Кошачьи проделки | страница 23
Хорошо, что на мне были резиновые сапоги. Когда я опустила взгляд, оказалось, что она опрыскивает хризантему, а все остальное попало мне на ноги. Причем это было ее первой точно нацеленной попыткой за все время, и я не знала вплоть до того момента, что кошки женского пола вообще способны метить территорию.
Она не беспокоится, сказала Шеба, завершив свой личный вклад в выстраивание обороны. Они с Соломоном его не допустят.
Глава пятая
Очередь за хлебом
Имеются разнообразные указания на приближение зимы в деревне. К примеру, выход мисс Веллингтон в меховой шляпке или появление на окнах старика Адамса комплекта темно-бордовых плюшевых штор. Учитывая, что раньше они принадлежали его бабушке и всем своим видом об этом свидетельствуют, шторы эти в течение следующих шести месяцев производят психологически депрессивный эффект на всякого, кроме самого старика Адамса.

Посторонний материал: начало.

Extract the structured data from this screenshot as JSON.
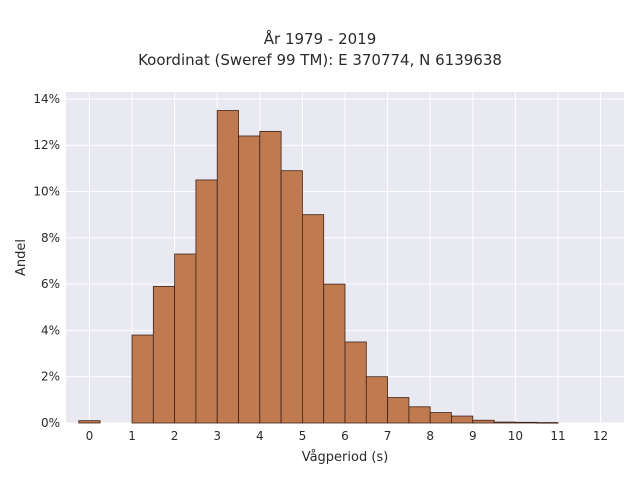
{
  "chart_data": {
    "type": "bar",
    "title": "År 1979 - 2019",
    "subtitle": "Koordinat (Sweref 99 TM): E 370774, N 6139638",
    "xlabel": "Vågperiod (s)",
    "ylabel": "Andel",
    "bin_width": 0.5,
    "bins": [
      {
        "x0": -0.25,
        "x1": 0.25,
        "value": 0.1
      },
      {
        "x0": 1.0,
        "x1": 1.5,
        "value": 3.8
      },
      {
        "x0": 1.5,
        "x1": 2.0,
        "value": 5.9
      },
      {
        "x0": 2.0,
        "x1": 2.5,
        "value": 7.3
      },
      {
        "x0": 2.5,
        "x1": 3.0,
        "value": 10.5
      },
      {
        "x0": 3.0,
        "x1": 3.5,
        "value": 13.5
      },
      {
        "x0": 3.5,
        "x1": 4.0,
        "value": 12.4
      },
      {
        "x0": 4.0,
        "x1": 4.5,
        "value": 12.6
      },
      {
        "x0": 4.5,
        "x1": 5.0,
        "value": 10.9
      },
      {
        "x0": 5.0,
        "x1": 5.5,
        "value": 9.0
      },
      {
        "x0": 5.5,
        "x1": 6.0,
        "value": 6.0
      },
      {
        "x0": 6.0,
        "x1": 6.5,
        "value": 3.5
      },
      {
        "x0": 6.5,
        "x1": 7.0,
        "value": 2.0
      },
      {
        "x0": 7.0,
        "x1": 7.5,
        "value": 1.1
      },
      {
        "x0": 7.5,
        "x1": 8.0,
        "value": 0.7
      },
      {
        "x0": 8.0,
        "x1": 8.5,
        "value": 0.45
      },
      {
        "x0": 8.5,
        "x1": 9.0,
        "value": 0.3
      },
      {
        "x0": 9.0,
        "x1": 9.5,
        "value": 0.12
      },
      {
        "x0": 9.5,
        "x1": 10.0,
        "value": 0.04
      },
      {
        "x0": 10.0,
        "x1": 10.5,
        "value": 0.03
      },
      {
        "x0": 10.5,
        "x1": 11.0,
        "value": 0.02
      }
    ],
    "xlim": [
      -0.55,
      12.55
    ],
    "ylim": [
      0,
      14.3
    ],
    "x_ticks": [
      0,
      1,
      2,
      3,
      4,
      5,
      6,
      7,
      8,
      9,
      10,
      11,
      12
    ],
    "y_ticks": [
      0,
      2,
      4,
      6,
      8,
      10,
      12,
      14
    ],
    "y_tick_labels": [
      "0%",
      "2%",
      "4%",
      "6%",
      "8%",
      "10%",
      "12%",
      "14%"
    ],
    "grid": true,
    "colors": {
      "bar_fill": "#c07a50",
      "bar_edge": "#3e2217",
      "plot_bg": "#e9e9f1",
      "grid": "#ffffff"
    }
  }
}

В тот год, однако, таким показателем приближения зимы было поведение грачей, которое возбудило по всему поселку массу толков. Обитающие в доброй полумиле от деревни, в вязах вокруг дома приходского священника, с видом на кукурузное поле фермера Перси, а стало быть, редко видимые в ближайшей к нам части света, они вдруг пристрастились по утрам стаями летать над Долиной. А причина, по которой все их заметили, состояла в том, что один из них много разговаривал во время полета. Не то чтобы каркал, а тараторил напропалую, словно неисправимый болтун на автобусной остановке.
Мы задавались вопросом, не был ли это тот грач, который несколько лет назад неоперившимся птенцом воспитывался у внука старика Адамса Тимоти и любил трещать, обращаясь к людям, проходившим мимо калитки. Так это было или не так, но его трескотня, когда он вместе с другими летел над долиной, побуждала людей задирать головы. И то же самое, в силу деревенской привычки, происходило, когда они летели обратно. Однако именно во время птичьего перелета обратно зеваки останавливались, разинув рот. Возвращаясь обратно, вся армада грачей – включая болтуна, все так же тараторившего без устали, только на сей раз несколько приглушенно, потому что рот его был набит, – тащила в клювах кусочки хлеба, которые мы с Чарльзом и признали источником феномена, как только это увидели. На ум сразу пришла Аннабель. Повариха в любимой забегаловке Чарльза, всякий раз настоятельно одаривавшая его мешком хлебных корок для Аннабель, с приближением зимы увеличила поставку на том основании, что теперь, когда на дворе холодает, бедняжечке потребуется подкормиться побольше. Бедняжечка, и так уже чуть не лопающаяся от сена и сухого корма, больше уже не вмещала ни крошки. Большая часть корок лежала в ее миске несъеденной, поскольку Робертсон теперь получал нормальную кошачью еду. Вокруг не было даже ни одной крысы, чтобы съесть все это, благодаря тому же Робертсону, который постоянно оставлял на дорожке убитых им толстых крыс – просто чтобы показать, какого ловкого кота мы приобрели. И таким образом (несомненно, с тем же выражением Ушастой Дамы-Благодетельницы на морде, с каким она опекала Робертсона), Аннабель позволяла грачам забирать корки.